La tassa sulle transazioni valutarie (TTV) applicata con un tasso così basso andrebbe a produrre un gettito di miliardi di dollari all’anno che potrebbero finanziare numerosi progetti di sviluppo internazionale, primi fra tutti gli “Obiettivi di sviluppo del millennio”. Se invece la valuta di un paese venisse messa “sotto assedio” provocando cambi drastici del suo valore, allora il tasso aumenterebbe di molto (20%) in modo da scoraggiare la prosecuzione delle transazioni ed evitare shock finanziari.
Così descritta la TTV sembra portare solo benefici.
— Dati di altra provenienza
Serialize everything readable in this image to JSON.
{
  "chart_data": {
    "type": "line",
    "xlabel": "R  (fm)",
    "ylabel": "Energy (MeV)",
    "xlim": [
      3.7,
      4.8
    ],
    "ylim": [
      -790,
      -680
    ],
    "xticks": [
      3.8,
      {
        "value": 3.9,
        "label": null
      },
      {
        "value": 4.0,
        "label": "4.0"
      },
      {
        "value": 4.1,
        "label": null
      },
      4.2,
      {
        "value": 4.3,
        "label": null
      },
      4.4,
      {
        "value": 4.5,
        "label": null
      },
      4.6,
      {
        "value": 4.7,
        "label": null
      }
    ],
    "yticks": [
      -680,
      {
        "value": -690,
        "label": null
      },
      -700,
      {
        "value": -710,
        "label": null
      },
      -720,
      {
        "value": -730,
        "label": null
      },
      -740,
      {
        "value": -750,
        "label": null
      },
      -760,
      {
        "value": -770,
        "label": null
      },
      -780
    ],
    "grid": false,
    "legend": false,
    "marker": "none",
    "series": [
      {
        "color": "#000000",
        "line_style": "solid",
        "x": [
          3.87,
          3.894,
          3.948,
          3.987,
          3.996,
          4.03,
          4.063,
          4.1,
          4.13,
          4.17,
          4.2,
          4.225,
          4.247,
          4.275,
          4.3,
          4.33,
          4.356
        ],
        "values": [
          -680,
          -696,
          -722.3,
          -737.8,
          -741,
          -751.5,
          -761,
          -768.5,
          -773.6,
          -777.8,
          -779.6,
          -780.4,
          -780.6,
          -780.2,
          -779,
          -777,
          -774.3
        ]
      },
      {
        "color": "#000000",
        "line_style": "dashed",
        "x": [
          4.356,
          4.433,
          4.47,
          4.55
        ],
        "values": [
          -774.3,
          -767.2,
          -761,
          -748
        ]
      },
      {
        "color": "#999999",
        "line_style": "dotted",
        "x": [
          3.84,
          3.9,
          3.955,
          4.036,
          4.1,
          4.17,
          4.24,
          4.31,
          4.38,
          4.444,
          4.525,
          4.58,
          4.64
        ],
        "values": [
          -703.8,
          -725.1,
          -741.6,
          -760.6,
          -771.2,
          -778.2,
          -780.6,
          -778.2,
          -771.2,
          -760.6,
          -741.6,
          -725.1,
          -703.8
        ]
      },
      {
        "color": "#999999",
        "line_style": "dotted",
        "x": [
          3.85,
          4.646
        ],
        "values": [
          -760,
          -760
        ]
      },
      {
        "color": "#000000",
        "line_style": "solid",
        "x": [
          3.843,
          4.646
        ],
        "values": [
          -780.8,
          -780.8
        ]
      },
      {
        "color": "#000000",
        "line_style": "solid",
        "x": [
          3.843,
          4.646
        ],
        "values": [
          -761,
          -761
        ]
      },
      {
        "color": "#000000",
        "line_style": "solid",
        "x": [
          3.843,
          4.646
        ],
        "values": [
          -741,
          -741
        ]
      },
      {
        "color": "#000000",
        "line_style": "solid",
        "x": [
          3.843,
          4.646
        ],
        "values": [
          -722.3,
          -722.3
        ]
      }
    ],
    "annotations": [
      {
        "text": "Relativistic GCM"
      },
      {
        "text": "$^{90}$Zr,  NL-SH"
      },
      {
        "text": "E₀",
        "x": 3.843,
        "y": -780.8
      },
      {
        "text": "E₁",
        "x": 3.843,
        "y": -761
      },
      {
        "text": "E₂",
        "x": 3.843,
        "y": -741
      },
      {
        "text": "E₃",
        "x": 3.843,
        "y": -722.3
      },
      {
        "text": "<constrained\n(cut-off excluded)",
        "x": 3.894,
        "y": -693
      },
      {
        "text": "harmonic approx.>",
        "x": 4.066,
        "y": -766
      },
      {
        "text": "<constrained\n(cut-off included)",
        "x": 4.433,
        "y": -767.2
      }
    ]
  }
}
Perché non è stata ancora applicata? Molte organizzazioni, in particolare l’ATTAC (Associazione per la Tassazione delle Transazioni finanziarie e l’Aiuto dei Cittadini) da anni ne sostengono e promuovono l’introduzione. Al contrario, gli operatori economici, e anche alcuni economisti, vi si oppongono instancabilmente poichè la speculazione nei mercati finanziari è necessaria a garantirne la liquidità, che ne è una caratteristica fondamentale. I “rischi” connessi alla TTV sono un po' sopravvalutati: lo stesso George Soros, che provocò la crisi valutaria del '92, disse che questa tassa avrebbe certamente recato danni ai suoi interessi, ma sarebbe stata positiva per l’economia mondiale.